4. Financial power of attorney
A financial power of attorney assigns financial powers to the agent and makes decisions on behalf of the principal. Furthermore, the agent can manage bank transactions, add or change beneficiaries, sign checks, collect and settle debts, pay bills, and file tax returns.
Importance of power of attorney
- As financial and medical power attorneys are defined in the document, it renders peace of mind to your and your loved ones.
- The durable power of attorney is still applicable when the principal is incapacitated. Hence, a POA helps to plan your future well in advance in the face of uncertainty.
- Moreover, POA helps to secure your assets from third parties as you authorize the agent to handle bank transactions and real estate, pay bills, and collect debts from creditors.
Power of attorney or living will? What do you need?
If you have a detailed plan enlisting your healthcare preferences or are suffering from a severe illness, you should create a living will. On the other hand, if you aren’t specific about your medical preferences, then creating a power of attorney is a feasible option. A living will and power of attorney benefit an individual, as it helps someone else to make decisions and perform their duties on your behalf, even if you are incapacitated.
Also, a combined advanced directive – a combination of a living will and a power of attorney is an excellent option to include in your estate plan. Moreover, the document outlines your end-of-life decisions and a designated person to make your decisions.

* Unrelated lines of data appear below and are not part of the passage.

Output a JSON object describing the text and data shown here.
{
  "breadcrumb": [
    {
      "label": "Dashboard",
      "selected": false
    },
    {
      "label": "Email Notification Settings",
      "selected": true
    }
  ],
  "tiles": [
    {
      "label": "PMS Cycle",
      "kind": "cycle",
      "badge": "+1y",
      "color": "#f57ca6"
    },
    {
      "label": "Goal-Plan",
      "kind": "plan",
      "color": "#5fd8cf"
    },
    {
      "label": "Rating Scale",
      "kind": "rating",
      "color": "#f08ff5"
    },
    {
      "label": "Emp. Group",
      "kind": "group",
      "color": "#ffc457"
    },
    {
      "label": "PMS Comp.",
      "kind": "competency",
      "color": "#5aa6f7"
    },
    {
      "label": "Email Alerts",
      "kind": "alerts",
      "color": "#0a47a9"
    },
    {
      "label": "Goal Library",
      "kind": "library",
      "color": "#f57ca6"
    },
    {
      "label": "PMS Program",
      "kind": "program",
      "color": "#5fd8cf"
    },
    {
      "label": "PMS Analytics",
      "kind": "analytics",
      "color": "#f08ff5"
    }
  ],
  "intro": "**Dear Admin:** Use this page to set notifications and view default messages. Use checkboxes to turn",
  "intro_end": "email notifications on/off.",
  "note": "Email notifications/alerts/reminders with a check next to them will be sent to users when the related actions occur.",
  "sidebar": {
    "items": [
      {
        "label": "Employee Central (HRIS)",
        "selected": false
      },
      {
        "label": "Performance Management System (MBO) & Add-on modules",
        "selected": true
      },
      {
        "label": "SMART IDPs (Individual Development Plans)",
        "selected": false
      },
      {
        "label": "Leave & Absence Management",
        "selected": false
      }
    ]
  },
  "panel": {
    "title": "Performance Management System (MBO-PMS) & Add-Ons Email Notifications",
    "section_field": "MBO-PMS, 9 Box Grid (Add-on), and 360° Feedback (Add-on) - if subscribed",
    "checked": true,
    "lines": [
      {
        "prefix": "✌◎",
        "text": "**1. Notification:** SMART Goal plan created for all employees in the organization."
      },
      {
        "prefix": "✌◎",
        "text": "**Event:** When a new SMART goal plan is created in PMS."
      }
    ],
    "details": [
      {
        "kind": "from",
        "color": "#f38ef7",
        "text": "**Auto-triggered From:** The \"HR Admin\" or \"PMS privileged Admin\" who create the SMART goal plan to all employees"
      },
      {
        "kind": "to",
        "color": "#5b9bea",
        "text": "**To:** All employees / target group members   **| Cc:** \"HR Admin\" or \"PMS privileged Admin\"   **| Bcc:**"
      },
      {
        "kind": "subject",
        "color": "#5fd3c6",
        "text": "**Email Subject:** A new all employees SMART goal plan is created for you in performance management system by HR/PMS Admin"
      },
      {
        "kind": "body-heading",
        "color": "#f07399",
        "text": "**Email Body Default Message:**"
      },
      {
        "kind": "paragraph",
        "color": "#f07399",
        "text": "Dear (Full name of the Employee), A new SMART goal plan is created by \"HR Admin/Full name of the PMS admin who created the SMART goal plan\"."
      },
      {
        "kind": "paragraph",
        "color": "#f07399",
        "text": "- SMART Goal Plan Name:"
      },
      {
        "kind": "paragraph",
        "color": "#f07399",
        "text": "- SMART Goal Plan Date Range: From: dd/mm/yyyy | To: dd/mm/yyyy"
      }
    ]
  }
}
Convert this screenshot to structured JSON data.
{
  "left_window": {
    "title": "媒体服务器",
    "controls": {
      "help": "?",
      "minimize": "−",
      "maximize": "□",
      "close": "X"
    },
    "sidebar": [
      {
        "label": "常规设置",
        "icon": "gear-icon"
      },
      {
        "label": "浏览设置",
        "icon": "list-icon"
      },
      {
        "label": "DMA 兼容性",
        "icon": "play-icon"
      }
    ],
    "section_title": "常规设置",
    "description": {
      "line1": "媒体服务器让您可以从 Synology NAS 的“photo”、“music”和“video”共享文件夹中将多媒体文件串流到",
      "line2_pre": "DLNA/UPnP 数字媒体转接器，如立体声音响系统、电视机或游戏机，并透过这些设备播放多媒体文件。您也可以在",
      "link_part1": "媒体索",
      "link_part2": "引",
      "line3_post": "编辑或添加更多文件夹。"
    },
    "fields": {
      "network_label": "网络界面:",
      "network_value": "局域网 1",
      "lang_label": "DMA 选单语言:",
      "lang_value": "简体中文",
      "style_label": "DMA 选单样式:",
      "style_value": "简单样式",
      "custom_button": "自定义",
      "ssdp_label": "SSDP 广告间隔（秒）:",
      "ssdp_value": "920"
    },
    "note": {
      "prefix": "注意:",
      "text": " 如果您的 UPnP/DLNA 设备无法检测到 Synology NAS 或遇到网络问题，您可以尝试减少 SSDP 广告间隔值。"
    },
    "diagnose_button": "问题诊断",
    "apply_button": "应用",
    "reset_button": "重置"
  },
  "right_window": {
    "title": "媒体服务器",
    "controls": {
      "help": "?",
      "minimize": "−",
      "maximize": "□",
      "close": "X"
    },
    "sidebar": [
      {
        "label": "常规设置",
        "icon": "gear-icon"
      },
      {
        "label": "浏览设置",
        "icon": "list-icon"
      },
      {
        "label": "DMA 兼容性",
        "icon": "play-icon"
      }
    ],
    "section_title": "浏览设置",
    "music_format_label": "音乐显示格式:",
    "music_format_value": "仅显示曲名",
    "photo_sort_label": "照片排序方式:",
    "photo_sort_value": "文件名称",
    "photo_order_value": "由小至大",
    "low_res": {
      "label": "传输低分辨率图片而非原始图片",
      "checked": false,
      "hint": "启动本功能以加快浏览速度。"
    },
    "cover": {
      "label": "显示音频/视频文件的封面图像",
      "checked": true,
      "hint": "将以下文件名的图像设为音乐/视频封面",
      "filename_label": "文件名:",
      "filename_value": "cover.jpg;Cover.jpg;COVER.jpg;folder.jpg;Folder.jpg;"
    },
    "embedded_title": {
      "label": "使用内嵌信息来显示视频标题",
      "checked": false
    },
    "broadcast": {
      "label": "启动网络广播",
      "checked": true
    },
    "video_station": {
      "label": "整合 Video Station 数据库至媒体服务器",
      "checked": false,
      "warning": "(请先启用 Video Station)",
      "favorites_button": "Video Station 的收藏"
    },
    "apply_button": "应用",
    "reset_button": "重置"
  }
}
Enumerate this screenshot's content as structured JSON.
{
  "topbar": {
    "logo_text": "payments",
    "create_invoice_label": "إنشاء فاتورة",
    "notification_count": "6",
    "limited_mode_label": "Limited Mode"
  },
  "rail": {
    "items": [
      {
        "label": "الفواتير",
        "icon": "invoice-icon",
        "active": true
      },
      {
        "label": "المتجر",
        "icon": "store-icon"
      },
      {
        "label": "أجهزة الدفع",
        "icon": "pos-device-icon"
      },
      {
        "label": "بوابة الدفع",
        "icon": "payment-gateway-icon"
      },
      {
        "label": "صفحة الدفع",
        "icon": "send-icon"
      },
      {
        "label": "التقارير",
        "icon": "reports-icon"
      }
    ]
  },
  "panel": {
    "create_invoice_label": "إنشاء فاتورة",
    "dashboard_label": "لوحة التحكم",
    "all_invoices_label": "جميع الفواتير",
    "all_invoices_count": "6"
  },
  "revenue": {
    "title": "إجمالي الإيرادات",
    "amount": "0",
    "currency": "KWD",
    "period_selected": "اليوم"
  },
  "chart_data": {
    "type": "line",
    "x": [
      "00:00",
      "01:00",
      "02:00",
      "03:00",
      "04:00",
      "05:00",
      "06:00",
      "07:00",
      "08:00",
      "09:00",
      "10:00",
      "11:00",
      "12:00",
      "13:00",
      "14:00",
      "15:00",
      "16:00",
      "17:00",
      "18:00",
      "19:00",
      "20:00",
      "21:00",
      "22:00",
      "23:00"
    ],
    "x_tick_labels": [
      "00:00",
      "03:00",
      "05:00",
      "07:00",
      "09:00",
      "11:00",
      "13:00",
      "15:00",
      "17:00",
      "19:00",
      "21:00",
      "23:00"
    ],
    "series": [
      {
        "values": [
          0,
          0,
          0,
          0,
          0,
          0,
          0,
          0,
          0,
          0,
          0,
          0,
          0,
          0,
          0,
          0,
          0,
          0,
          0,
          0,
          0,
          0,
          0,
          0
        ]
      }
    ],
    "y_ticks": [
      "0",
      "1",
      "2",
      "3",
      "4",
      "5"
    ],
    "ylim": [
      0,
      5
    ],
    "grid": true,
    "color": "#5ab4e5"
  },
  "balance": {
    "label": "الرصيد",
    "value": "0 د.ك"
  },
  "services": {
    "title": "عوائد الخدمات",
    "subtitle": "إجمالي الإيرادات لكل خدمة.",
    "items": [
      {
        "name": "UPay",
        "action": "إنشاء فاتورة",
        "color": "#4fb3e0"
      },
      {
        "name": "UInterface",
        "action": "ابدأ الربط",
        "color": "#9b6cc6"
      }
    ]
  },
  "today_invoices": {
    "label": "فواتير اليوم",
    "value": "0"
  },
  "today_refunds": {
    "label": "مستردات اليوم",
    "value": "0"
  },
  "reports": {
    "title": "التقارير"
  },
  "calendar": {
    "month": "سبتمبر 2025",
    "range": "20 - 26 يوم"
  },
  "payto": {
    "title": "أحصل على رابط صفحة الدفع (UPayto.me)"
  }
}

Can a power of attorney override a living will?
No, a power of attorney cannot override a living will unless the principal exclusively gives the POA the authority to override the Will. So, the agent must always act in the interest of the principal.
The discussion of living will vs. power of attorney is subjective. Moreover, deciding between a living will or power of attorney depends on your preferences and plan. So, there isn’t a predetermined solution that answers individual queries. Hence, you should assess your requirements and plan for either of these options or a combined advance directive(that includes both).